Austen's suites of etchings seem like storyboards for these fractured tales, and which in turn have led to the making of works in film. His first, Smoking Moon (shown at both Camden Arts Centre and the British Film Institute) was followed by Crackers, commissioned for his most comprehensive solo exhibition to date at Milton Keynes Gallery (2007), which was subsequently screened at the Locarno Film Festival and at the Institute of Contemporary Arts, London. In 2008 he collaborated with the artist Enzo Cucchi to make a short film in Rome, Man Smoking.

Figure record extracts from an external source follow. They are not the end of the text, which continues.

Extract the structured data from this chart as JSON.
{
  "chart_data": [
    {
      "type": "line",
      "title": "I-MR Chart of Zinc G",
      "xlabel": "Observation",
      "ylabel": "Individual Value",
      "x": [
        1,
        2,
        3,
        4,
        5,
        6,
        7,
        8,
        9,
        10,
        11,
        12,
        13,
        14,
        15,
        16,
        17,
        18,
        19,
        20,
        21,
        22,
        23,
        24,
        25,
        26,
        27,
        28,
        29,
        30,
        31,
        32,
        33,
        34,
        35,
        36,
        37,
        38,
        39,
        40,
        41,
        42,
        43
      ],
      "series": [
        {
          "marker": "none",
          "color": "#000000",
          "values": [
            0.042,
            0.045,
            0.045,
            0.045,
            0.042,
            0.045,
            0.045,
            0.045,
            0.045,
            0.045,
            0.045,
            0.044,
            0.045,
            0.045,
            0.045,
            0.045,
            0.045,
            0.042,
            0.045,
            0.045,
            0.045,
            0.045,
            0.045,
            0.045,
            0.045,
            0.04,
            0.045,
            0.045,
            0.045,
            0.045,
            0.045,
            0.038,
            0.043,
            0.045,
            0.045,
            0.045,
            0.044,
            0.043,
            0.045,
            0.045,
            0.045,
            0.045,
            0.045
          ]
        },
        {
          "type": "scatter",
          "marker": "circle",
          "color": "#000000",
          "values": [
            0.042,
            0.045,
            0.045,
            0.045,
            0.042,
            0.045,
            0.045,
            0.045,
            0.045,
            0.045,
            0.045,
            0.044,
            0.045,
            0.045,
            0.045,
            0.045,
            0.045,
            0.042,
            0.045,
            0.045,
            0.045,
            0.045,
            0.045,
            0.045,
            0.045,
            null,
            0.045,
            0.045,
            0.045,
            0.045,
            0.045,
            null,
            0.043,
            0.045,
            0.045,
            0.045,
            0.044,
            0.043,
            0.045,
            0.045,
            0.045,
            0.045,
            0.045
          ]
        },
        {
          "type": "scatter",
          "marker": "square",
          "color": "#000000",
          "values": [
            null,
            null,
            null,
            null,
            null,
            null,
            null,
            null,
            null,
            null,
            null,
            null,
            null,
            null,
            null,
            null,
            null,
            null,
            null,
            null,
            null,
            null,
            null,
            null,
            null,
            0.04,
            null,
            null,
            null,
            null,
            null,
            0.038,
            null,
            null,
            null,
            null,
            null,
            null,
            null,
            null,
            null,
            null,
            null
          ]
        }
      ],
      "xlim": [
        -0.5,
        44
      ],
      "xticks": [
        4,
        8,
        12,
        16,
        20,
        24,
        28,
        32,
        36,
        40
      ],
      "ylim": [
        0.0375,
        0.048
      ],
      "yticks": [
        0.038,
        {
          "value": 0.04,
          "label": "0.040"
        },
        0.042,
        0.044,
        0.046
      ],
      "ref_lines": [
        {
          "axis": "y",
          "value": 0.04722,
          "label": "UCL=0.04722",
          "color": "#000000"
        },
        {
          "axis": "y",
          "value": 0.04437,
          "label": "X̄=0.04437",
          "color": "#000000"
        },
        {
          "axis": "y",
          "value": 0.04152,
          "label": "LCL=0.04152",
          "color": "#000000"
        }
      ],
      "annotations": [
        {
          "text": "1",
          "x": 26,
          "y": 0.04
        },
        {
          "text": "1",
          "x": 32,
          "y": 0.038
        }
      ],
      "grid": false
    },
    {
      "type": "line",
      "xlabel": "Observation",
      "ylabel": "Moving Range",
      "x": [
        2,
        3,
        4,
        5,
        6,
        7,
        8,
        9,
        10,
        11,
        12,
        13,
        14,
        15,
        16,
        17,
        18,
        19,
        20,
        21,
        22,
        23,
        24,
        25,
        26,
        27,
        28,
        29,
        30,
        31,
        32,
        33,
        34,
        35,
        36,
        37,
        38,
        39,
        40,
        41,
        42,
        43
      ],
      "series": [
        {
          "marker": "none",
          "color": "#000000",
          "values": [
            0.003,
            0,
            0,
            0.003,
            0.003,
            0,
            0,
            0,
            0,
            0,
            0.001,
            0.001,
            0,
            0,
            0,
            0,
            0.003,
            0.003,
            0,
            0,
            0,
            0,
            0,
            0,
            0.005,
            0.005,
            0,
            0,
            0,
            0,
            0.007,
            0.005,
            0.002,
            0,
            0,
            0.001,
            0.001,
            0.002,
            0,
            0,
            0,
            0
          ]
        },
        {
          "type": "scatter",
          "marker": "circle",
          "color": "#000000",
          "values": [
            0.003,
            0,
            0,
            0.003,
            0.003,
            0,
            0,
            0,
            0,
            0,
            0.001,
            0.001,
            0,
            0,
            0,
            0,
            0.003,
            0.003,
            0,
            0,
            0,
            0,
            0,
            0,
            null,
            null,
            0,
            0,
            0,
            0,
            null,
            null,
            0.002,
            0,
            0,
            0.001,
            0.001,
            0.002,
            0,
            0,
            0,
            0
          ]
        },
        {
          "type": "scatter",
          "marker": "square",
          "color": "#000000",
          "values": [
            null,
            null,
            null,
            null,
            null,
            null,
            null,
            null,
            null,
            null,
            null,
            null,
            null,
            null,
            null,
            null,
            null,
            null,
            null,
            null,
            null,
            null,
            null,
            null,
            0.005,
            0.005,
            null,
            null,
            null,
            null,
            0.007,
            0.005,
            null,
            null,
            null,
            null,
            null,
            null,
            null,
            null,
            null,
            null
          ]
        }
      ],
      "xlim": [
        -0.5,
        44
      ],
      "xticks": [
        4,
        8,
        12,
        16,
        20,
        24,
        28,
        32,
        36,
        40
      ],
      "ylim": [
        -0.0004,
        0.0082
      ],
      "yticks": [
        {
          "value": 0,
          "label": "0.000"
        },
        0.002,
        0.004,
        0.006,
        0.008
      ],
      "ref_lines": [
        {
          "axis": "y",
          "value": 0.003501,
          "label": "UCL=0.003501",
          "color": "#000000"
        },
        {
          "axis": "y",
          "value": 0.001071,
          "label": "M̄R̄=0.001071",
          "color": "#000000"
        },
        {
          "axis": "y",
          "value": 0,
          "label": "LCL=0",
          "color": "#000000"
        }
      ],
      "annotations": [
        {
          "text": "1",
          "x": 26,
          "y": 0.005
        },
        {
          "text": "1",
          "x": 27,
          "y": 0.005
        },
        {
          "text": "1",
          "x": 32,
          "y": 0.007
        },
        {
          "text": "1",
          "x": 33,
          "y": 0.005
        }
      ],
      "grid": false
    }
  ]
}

In 2012, Austen's film, The Gorgon's Dream, was premiered at the Edinburgh International Film Festival and his work was selected for the curated film programme at Art Basel Miami Beach 2013. For the 2016 edition of Art Basel Miami Beach Austen presented a solo exhibition, Silence Beach, with Ingleby. UNDERWORLD, a major survey exhibition exploring the breadth of David Austen's artistic practice was presented by Dundee Contemporary Arts in Spring, 2019. The Boys: an Adventure, an exhibition with drawings by David Austen and words by Hisham Matar, was presented at the gallery in 2023, alongside the launch of a new publication which celebrated Austen and Matar's collaboration.